In the exercise, the change in the crate's kinetic energy was calculated to determine the work done to alter its velocity. Initially, the velocity of the crate led to a certain kinetic energy, and the new velocity provided a different energy value. The difference between these two energy values was used to find how much work was needed to achieve this change. This process illustrates the close link between work and kinetic energy, showcasing how work done on an object can change its kinetic energy by altering its velocity.

Velocity Components

Understanding velocity components is essential when dealing with vectors in physics. Velocity is a vector, which means it has both magnitude and direction. When a velocity vector is given, like in our exercise, it's often at an angle, and resolving it into components simplifies the analysis. These components represent movements along the perpendicular axes, typically the x-axis (horizontal) and y-axis (vertical).
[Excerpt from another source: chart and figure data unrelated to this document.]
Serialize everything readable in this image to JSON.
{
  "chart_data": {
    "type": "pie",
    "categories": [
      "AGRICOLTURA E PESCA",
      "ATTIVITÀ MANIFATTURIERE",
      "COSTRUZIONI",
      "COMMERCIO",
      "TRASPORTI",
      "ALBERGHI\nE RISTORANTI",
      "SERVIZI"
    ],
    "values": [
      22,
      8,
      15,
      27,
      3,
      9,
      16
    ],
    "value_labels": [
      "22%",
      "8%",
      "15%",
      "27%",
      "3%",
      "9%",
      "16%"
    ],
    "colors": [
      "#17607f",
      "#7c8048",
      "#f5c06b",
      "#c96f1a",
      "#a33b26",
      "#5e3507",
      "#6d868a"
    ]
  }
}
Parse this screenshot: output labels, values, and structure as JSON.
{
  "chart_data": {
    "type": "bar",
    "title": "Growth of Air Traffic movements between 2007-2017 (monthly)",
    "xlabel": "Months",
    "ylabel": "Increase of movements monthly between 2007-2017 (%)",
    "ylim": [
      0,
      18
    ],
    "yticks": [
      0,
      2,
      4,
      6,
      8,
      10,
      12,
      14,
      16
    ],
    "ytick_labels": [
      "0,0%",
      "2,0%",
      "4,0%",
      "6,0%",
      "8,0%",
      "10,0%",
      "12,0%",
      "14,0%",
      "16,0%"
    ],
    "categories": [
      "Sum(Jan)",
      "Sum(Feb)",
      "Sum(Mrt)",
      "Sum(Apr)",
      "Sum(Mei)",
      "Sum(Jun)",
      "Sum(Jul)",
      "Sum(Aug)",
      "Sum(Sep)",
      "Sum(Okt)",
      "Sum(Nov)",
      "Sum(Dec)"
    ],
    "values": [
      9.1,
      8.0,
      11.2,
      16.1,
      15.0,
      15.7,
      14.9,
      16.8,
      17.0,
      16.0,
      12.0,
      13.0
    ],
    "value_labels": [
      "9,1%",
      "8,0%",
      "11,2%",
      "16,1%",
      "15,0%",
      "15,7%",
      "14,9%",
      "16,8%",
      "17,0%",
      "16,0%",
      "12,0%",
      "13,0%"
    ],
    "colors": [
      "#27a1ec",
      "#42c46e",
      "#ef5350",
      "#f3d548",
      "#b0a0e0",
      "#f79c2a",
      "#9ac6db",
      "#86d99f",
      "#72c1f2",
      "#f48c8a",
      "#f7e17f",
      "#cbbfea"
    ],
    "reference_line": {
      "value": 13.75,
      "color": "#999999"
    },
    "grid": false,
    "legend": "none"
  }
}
For our example exercise, we had to resolve both the initial and final velocities into their respective components. This involved using trigonometric functions: - The sine function was used for calculating the component along the west-east axis. - The cosine function calculated the component along the north-south axis.

This resolution makes it easier to perform calculations such as those required for determining changes in velocity and kinetic energy, as it allows us to work with straight-line components rather than angled vectors. By splitting a velocity into components, we simplify the physics problem substantially.

Vector Resolution

In physics, vector resolution refers to breaking down a vector into its component parts. Any vector, including velocity and force, can be resolved into components. This is especially useful in 2D and 3D motion analyses. By resolving vectors, we can analyze multi-directional movements more easily using orthogonal axes, typically labeled x and y-axes, or even the z-axis for three dimensions.

In the exercise, the process of vector resolution was applied to the velocities given in angled directions. By using trigonometry: - The cosine function helped calculate the aligned component on the horizontal or vertical depending on the vector.- The sine function determined the perpendicular component.

• The x-component is usually \( v_x = v \cos(\theta) \)
• The y-component is usually \( v_y = v \sin(\theta) \)

These components let us precisely find how much of the velocity is aimed along specific directions and facilitate understanding the effect of forces along these pathways. This is crucial when calculating other vector quantities like force and momentum. The resolution of vectors into components is indispensable for systematically solving complex physics problems.